The doctor pushed past Ben and his sons to get to the ill young man on the bed. Joe’s face was flushed and was breathing erratically as he sought to bring air into his lungs. Interceded with his breathing were deep hacking coughs that made the doctor cringe in pain. From the sound of the cough, the doctor was afraid of what he had on his hands. In fact, without even checking him over he already feared the worse. Pneumonia.
Grabbing his black medical bag, the doctor pulled out his stethoscope then pulled the covers down so he could listen to Joe’s chest. All it took was a few minutes for him to agree with his initial assessment.
When the doctor pulled back quickly, Ben had a sudden tight feeling in his lungs. “Doctor? What is it?”
Dr. Martin slid his stethoscope back into the case before he slowly turned to face Ben. “It’s pneumonia Ben.”
The doctor nodded. As he pulled down the covers, he prodded at the gunshot wound on Joe’s side. Joe tried squirming away in his sleep from the doctor’s prying fingers, but the doctor was just as determined to tend to the wound. He reached over and grabbed a cloth then began dabbing at the dried blood around the wound, wiping the area free.
“I’m surprised, Ben. Considering this hasn’t been properly taken care of, the wound looks free from any infection.”
“Maybe it was the leaves that were stuck next to the wound,” Adam suggested.
“Yes,” Ben replied. “Downstairs we had pulled off the bandage and there was an assortment of leaves pressed up against his skin. I just assumed that Joe didn’t have any way to stop the blood so he used some leaves.”
Carefully the doctor listened. “That may have been a good assumption, except for the fact that if you said there was a bandage; then, from what Joe would have assumed, the bandage would have been enough. Someone else put those leaves against his skin.” Then looking up at Ben and Adam, he continued, “From what you’ve told me, I’m guessing that it would have to be an Indian treatment. I’ve seen this before from trappers who have come to me. They apply a swatch of certain leaves against their wounds and it has a medicinal quality in them, helps aid in the healing process.”
“Indians? Trappers” Hoss inquired. “When would he have come across either?”
Ben looked over at Hoss, “We don’t know, son. We’re just going to have to wait until he gets better to find out the answer to that.” Then he turned to the doctor for suggestions, “So what are we to do now?”
The doctor sighed. “The only thing I can say is that he needs plenty of fluids and rest. And as for his cough, encourage him to cough. He needs to get the mucus up out of his lungs in order for him to heal better.
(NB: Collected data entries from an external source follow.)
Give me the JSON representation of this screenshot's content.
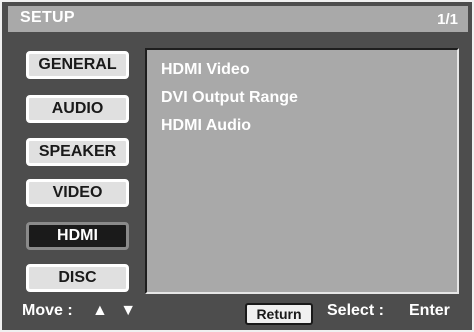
{
  "header": {
    "title": "SETUP",
    "page_indicator": "1/1"
  },
  "tabs": [
    {
      "label": "GENERAL",
      "selected": false
    },
    {
      "label": "AUDIO",
      "selected": false
    },
    {
      "label": "SPEAKER",
      "selected": false
    },
    {
      "label": "VIDEO",
      "selected": false
    },
    {
      "label": "HDMI",
      "selected": true
    },
    {
      "label": "DISC",
      "selected": false
    }
  ],
  "menu": {
    "items": [
      {
        "label": "HDMI Video"
      },
      {
        "label": "DVI Output Range"
      },
      {
        "label": "HDMI Audio"
      }
    ]
  },
  "footer": {
    "move_label": "Move :",
    "move_arrows": "▲ ▼",
    "return_label": "Return",
    "select_label": "Select :",
    "select_value": "Enter"
  },
  "colors": {
    "background": "#4d4d4d",
    "title_bar": "#a9a9a9",
    "panel": "#a9a9a9",
    "selected_tab": "#1a1a1a",
    "tab": "#e0e0e0",
    "text": "#ffffff"
  }
}
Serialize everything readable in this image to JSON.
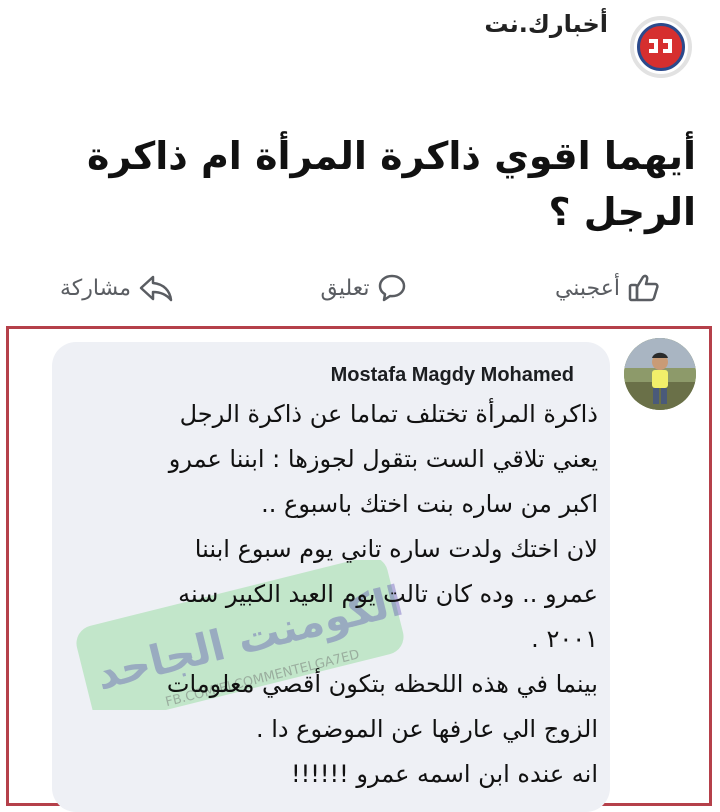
{
  "page": {
    "name": "أخبارك.نت",
    "logo_text": "دد"
  },
  "post": {
    "title": "أيهما اقوي ذاكرة المرأة ام ذاكرة الرجل ؟"
  },
  "actions": {
    "like": "أعجبني",
    "comment": "تعليق",
    "share": "مشاركة"
  },
  "comment": {
    "author": "Mostafa Magdy Mohamed",
    "lines": [
      "ذاكرة المرأة تختلف تماما عن ذاكرة الرجل",
      "يعني تلاقي الست بتقول لجوزها : ابننا عمرو",
      "اكبر من ساره بنت اختك باسبوع ..",
      "لان اختك ولدت ساره تاني يوم سبوع ابننا",
      "عمرو .. وده كان تالت يوم العيد الكبير سنه",
      "٢٠٠١ .",
      "بينما في هذه اللحظه بتكون أقصي معلومات",
      "الزوج الي عارفها عن الموضوع دا .",
      "انه عنده ابن اسمه عمرو !!!!!!"
    ]
  },
  "watermark": {
    "main_text": "الكومنت الجاحد",
    "url": "FB.COM/ELCOMMENTELGA7ED"
  },
  "colors": {
    "accent_red": "#d62f2f",
    "logo_ring": "#2b4a8c",
    "frame_border": "#b5404a",
    "bubble_bg": "#eef0f5",
    "action_text": "#5a5d62"
  }
}
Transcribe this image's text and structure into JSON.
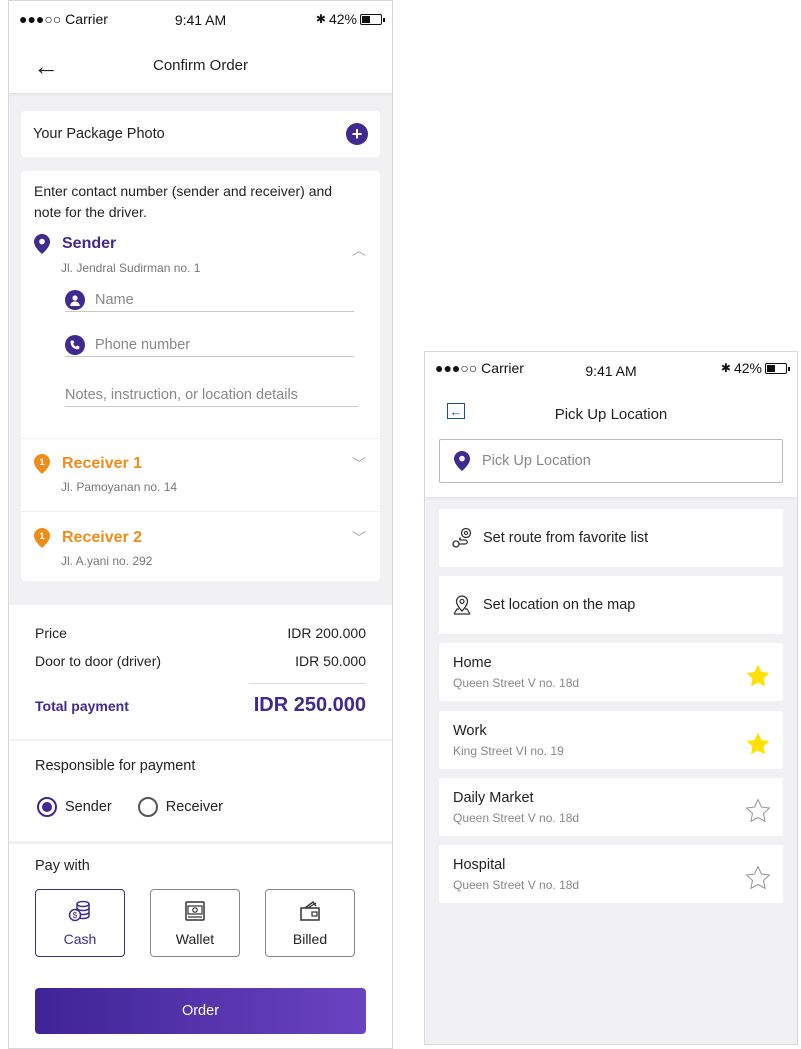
{
  "left_screen": {
    "status": {
      "carrier": "●●●○○ Carrier",
      "time": "9:41 AM",
      "battery": "42%"
    },
    "title": "Confirm Order",
    "package_photo_label": "Your Package Photo",
    "intro_text": "Enter contact number (sender and receiver) and note for the driver.",
    "sender": {
      "label": "Sender",
      "address": "Jl. Jendral Sudirman no. 1",
      "name_placeholder": "Name",
      "phone_placeholder": "Phone number",
      "notes_placeholder": "Notes, instruction, or location details"
    },
    "receivers": [
      {
        "badge": "1",
        "label": "Receiver 1",
        "address": "Jl. Pamoyanan no. 14"
      },
      {
        "badge": "1",
        "label": "Receiver 2",
        "address": "Jl. A.yani no. 292"
      }
    ],
    "pricing": {
      "price_label": "Price",
      "price_value": "IDR 200.000",
      "door_label": "Door to door (driver)",
      "door_value": "IDR 50.000",
      "total_label": "Total payment",
      "total_value": "IDR 250.000"
    },
    "responsibility": {
      "title": "Responsible for payment",
      "options": [
        "Sender",
        "Receiver"
      ],
      "selected": "Sender"
    },
    "pay_with": {
      "title": "Pay with",
      "options": [
        {
          "label": "Cash",
          "icon": "cash-coins-icon"
        },
        {
          "label": "Wallet",
          "icon": "wallet-icon"
        },
        {
          "label": "Billed",
          "icon": "billed-card-icon"
        }
      ],
      "selected": "Cash"
    },
    "order_button": "Order",
    "colors": {
      "primary": "#3f2a8f",
      "receiver": "#f08c1a",
      "gradient_end": "#6a43c2"
    }
  },
  "right_screen": {
    "status": {
      "carrier": "●●●○○ Carrier",
      "time": "9:41 AM",
      "battery": "42%"
    },
    "title": "Pick Up Location",
    "search_placeholder": "Pick Up Location",
    "actions": [
      {
        "label": "Set route from favorite list",
        "icon": "route-pins-icon"
      },
      {
        "label": "Set location on the map",
        "icon": "map-pin-icon"
      }
    ],
    "favorites": [
      {
        "name": "Home",
        "address": "Queen Street V no. 18d",
        "starred": true
      },
      {
        "name": "Work",
        "address": "King Street VI no. 19",
        "starred": true
      },
      {
        "name": "Daily Market",
        "address": "Queen Street V no. 18d",
        "starred": false
      },
      {
        "name": "Hospital",
        "address": "Queen Street V no. 18d",
        "starred": false
      }
    ],
    "colors": {
      "star_filled": "#ffe000",
      "star_outline": "#9a9a9a"
    }
  }
}
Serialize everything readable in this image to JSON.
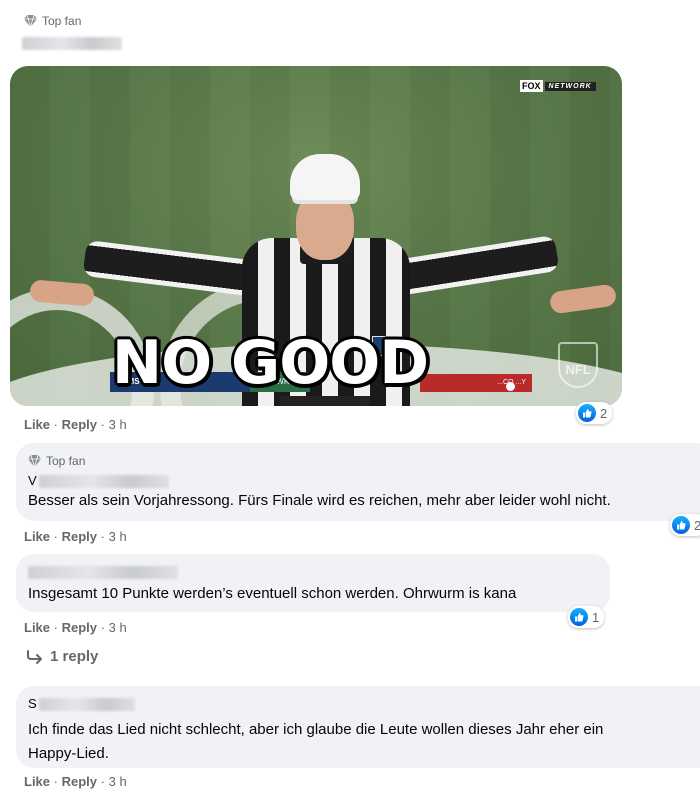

Also,” he said as he dug into his medical bag, “give him half a spoonful of this medicine every hour.” Snapping his bag shut, he paused, then reopened it. “Let me check these whip marks that Hoss mentioned.” With the help of Ben, the doctor was able to pull Joe to one side as he examined the marks on his back. “I think you’re right, Ben,” the doctor said as he pulled out a bottle of alcohol. “I don’t think these marks are that bad. But I’ll treat them anyway, in case they did break the skin somewhere.” As the doctor dabbed at the whip marks, he noticed a faint trail of blood that started out from Joe’s hair. Curious, he laid aside his cotton pad and began probing Joe’s hair, eliciting once again moans from Joe as he struggled in his sleep. The doctor nodded when he came upon a bump.
“I think our young man here was hit on the head,” the doctor announced. “From my guess, it would have been a few days ago.” Reaching for his cotton pad, he parted the hair and began to dab at it with the medicinal pad. The doctor leaned back and carefully laid Joe on his back. Looking up at the concerned men, he smiled. “If he had a concussion, it has been several days since and he’s actually doing okay. The wound is closed and seems to be healing nicely.”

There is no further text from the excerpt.